With 24–60 frames recorded each second, a video signal by its very nature is going to be large. Compression is needed at several different phases.
In the Capture phase, the camera applies a constant bit rate compression algorithm to reduce the file size of the video being written to the memory card or hard drive. For example, a high definition video file recorded at 1920x1080 pixel at 30 frames per second is approximately 9GB per minute if it is uncompressed. The DSLR camera pre-compresses that file and discards information to achieve a file size of approximately 320 MB (or .3 GB) per minute.
In most cases, professionals apply some form of compression through the use of a video codec. Applying less compression results in a clearer source image, but an exponentially more expensive process due to increased costs associated with camera, storage media capacity, computer processing power for editing, and editing storage
Compression lowers bit rate
Video is compressed to lower the data rate and therefore the size of a file. The goal is to make the file size small while maintaining acceptable visual and auditory quality. Without compression, most video cameras and hardware would simply not be able to keep up with the needed data rates.
In practice you’re probably already familiar with compression. You encounter lossy compression when you take photos using JPEG formats. JPEG compression, using a variety of techniques, can make a single image much smaller in size but can result in a considerable loss of quality. Much like still image compression, video compression can take one of two forms: lossless and lossy.
- Lossless: Lossless compression makes a file smaller, but the decoded file is unaltered after decompression has taken place. The most common way lossless compression works is by using a scheme known as “run length encoding”. Lossless video codecs, such as the Animation codec (which is typically used for archiving or transferring files), have a low compression ratio. Usually, it’s no more than 2:1.

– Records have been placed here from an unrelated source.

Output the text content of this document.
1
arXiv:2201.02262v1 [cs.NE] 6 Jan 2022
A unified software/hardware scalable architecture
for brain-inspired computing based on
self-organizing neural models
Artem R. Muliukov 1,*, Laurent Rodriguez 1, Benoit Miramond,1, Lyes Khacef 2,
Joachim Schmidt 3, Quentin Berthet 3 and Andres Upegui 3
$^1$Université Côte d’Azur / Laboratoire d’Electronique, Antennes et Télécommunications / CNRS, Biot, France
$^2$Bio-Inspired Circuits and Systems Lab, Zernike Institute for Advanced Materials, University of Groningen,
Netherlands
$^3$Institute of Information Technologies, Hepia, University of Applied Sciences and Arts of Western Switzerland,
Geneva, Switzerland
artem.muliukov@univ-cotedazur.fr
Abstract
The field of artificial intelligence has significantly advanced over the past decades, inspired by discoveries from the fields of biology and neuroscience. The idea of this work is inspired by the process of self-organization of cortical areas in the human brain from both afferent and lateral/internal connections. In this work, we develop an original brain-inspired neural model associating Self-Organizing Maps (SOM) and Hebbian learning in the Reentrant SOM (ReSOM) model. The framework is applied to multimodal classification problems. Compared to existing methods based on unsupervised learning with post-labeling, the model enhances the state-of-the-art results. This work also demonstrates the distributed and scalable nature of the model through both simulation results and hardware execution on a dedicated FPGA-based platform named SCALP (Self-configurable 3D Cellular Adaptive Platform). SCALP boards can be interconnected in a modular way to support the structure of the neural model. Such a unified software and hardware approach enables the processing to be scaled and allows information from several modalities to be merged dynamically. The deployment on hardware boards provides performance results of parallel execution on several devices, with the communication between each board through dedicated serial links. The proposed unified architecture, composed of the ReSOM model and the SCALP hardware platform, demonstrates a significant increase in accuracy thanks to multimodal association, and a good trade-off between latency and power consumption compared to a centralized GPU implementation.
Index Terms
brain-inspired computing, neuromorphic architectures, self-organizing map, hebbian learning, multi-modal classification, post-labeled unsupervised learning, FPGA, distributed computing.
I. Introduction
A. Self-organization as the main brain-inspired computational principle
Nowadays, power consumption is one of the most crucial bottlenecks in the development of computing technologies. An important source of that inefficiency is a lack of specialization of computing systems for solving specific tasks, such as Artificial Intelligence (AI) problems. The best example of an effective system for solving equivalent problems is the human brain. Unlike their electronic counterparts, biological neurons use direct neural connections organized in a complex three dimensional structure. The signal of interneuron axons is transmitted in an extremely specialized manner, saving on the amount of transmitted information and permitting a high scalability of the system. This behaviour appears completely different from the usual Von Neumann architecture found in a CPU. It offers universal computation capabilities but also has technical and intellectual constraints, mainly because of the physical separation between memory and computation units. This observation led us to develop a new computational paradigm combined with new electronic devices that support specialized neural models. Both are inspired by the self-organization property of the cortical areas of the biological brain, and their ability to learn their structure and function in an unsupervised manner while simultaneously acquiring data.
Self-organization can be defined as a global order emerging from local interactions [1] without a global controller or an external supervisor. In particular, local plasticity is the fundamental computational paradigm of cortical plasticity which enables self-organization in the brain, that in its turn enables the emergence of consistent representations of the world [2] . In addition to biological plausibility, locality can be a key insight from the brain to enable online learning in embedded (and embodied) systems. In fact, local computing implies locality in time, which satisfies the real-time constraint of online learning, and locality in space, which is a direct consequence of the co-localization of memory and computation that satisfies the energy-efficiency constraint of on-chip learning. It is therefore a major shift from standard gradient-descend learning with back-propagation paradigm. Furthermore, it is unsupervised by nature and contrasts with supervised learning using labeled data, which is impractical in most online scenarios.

- Lossy: As the word implies, lossy compression means you lose some image, video, or audio information. Lossy compression is a bit tricky because good lossy compression is a balancing act between quality, data rate/file size, color depth, and fluid motion. Almost every video compression scheme is lossy. Lossy compression schemes like H.264 (used on Canon video DSLRs) can have compression ratios of more than 100:1.
With video workflows, compression can be applied (or removed) at several stages.
- Capture: A codec is used to compress the video and audio during acquisition. For example, the Canon 7D DSLR records video using the H.264 codec.
- Editing: Compression can also be added during ingestion or editing. You can add compression after download, but this is not part of most DSLR workflows, because the files are already highly compressed.
- Reduced compression editing: There are also workflows that rely on reduced compression during the editing process. In its 32-bit versions, Final Cut Pro typically requires transcoding files with the PreRes codec, which actually reduces compression in the file. (Note that 64 bit NLE software often makes transcoding unnecessary, saving time and storage space).
- Delivery: It is extremely common to compress video files for delivery. This allows the edit process to proceed with a high-quality version of the footage, and to apply compression only as the files are prepared for output for a specific purpose.
A major challenge with regard to the preservation of and access to video files is the long term readability of file formats. This is especially true if they are proprietary, which is increasingly becoming common. For this reason, many choose to create archive versions of the final program (and sometimes source files) using several different formats.